Katie Hensien

Personal information
- Born: December 1, 1999 (age 26) Redmond, Washington
- Height: 5 ft 4 in (163 cm)

Skiing career
- Sport: Alpine skiing ♀
- Club: Rowmark Ski Academy
- Disciplines: Slalom, Giant slalom
- World Cup debut: November 26, 2017

Olympics
- Teams: 1 – (2022)

World Championships
- Teams: 3 – (2021, 2023, 2025)
- Medals: 1 (1 gold)

World Cup
- Seasons: 9 – (2018–2023, 2025–2026)

Medal record
Women's alpine skiing
Representing the United States
World Championships
| Gold medal – first place | 2023 Méribel | Team event |

= Katie Hensien =

American alpine skier (born 1999)

Katie Hensien (born December 1, 1999) is an American alpine ski racer specializing in giant slalom, super-G, and downhill.

== Biography ==
Hensien is from Redmond, Washington, and grew up skiing at Crystal Mountain.
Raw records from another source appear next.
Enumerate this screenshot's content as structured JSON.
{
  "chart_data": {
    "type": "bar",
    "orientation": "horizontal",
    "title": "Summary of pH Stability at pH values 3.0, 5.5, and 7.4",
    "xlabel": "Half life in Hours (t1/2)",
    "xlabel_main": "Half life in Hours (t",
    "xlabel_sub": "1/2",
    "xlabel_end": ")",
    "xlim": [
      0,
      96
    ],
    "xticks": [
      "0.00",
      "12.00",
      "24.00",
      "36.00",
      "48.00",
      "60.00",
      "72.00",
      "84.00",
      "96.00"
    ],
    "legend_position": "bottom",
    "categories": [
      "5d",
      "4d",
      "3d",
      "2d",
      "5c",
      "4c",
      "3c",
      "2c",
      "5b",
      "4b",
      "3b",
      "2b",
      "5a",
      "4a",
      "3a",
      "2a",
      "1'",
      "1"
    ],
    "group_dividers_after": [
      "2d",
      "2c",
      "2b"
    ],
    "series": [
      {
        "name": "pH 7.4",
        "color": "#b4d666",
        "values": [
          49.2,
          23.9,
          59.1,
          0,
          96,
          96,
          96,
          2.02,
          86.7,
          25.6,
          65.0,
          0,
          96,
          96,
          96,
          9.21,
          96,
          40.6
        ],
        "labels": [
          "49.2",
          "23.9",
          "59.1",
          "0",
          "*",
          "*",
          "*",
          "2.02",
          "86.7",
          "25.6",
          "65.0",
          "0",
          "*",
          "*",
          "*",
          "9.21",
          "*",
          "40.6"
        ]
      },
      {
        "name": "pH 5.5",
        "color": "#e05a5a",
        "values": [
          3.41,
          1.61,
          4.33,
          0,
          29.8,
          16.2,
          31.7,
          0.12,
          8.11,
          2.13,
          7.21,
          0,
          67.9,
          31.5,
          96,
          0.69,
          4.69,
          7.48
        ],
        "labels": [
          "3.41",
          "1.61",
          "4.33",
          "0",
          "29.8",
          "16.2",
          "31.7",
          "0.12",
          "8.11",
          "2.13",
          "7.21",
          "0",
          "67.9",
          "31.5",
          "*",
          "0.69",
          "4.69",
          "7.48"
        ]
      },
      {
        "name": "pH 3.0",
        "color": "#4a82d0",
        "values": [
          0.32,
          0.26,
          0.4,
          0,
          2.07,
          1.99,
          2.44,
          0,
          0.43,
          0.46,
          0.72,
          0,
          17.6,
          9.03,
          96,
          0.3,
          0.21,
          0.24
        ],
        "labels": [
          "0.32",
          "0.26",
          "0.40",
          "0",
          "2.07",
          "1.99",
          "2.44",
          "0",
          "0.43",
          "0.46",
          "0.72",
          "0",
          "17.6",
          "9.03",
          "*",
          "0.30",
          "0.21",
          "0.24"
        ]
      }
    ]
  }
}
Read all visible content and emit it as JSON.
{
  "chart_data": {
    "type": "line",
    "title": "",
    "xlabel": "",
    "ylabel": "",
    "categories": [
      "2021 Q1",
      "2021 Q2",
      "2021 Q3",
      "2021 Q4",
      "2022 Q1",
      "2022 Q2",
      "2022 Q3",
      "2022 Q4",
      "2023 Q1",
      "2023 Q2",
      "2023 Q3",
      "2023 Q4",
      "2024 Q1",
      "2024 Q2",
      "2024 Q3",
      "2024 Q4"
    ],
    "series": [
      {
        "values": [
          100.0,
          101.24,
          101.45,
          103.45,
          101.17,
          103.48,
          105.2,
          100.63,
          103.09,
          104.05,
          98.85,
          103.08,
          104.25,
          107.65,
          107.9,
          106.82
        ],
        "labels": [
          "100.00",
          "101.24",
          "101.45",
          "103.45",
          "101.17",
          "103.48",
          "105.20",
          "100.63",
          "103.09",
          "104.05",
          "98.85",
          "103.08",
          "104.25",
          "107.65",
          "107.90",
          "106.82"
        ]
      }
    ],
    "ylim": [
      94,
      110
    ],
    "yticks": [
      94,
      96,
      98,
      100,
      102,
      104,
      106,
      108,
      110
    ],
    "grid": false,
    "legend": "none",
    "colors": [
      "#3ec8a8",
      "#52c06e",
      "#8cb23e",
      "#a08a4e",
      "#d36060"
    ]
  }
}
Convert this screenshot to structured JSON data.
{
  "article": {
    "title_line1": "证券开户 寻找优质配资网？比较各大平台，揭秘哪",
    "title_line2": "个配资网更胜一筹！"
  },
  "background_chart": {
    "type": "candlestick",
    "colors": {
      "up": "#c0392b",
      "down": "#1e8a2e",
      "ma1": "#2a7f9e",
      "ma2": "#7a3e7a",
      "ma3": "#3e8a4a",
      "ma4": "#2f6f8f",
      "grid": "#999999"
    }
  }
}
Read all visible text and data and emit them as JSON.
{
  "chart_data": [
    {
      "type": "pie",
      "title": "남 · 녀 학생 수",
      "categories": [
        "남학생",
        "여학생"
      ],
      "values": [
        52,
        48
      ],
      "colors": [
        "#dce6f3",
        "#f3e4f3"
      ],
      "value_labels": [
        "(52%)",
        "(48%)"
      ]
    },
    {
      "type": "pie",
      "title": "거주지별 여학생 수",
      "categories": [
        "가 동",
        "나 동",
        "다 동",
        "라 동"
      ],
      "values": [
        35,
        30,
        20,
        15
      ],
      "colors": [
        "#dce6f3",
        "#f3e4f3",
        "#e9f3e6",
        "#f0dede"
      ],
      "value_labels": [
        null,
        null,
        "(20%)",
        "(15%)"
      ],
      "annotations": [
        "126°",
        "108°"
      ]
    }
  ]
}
In 2014, her family moved to Park City, Utah so that she could pursue skiing at Rowland Hall.

Hensien attended the University of Denver, where she was a member of the Denver Pioneers ski team. In 2022, she was named the National Women's Alpine Skier of the Year by the United State Collegiate Ski Coaches Association.

Hensien has raced with the United States Ski Team at the FIS Alpine World Ski Championships since 2021. At the 2023 World Championships in Courchevel and Méribel, she won gold as a member of the mixed parallel team.

At the 2022 Winter Olympics, Hensien finished twenty sixth in the slalom.

Hensien qualified for the 2026 Winter Olympics. However, in November, 2025, she suffered a fractured tibia while training in Levi, Finland which caused her to withdraw from the competition.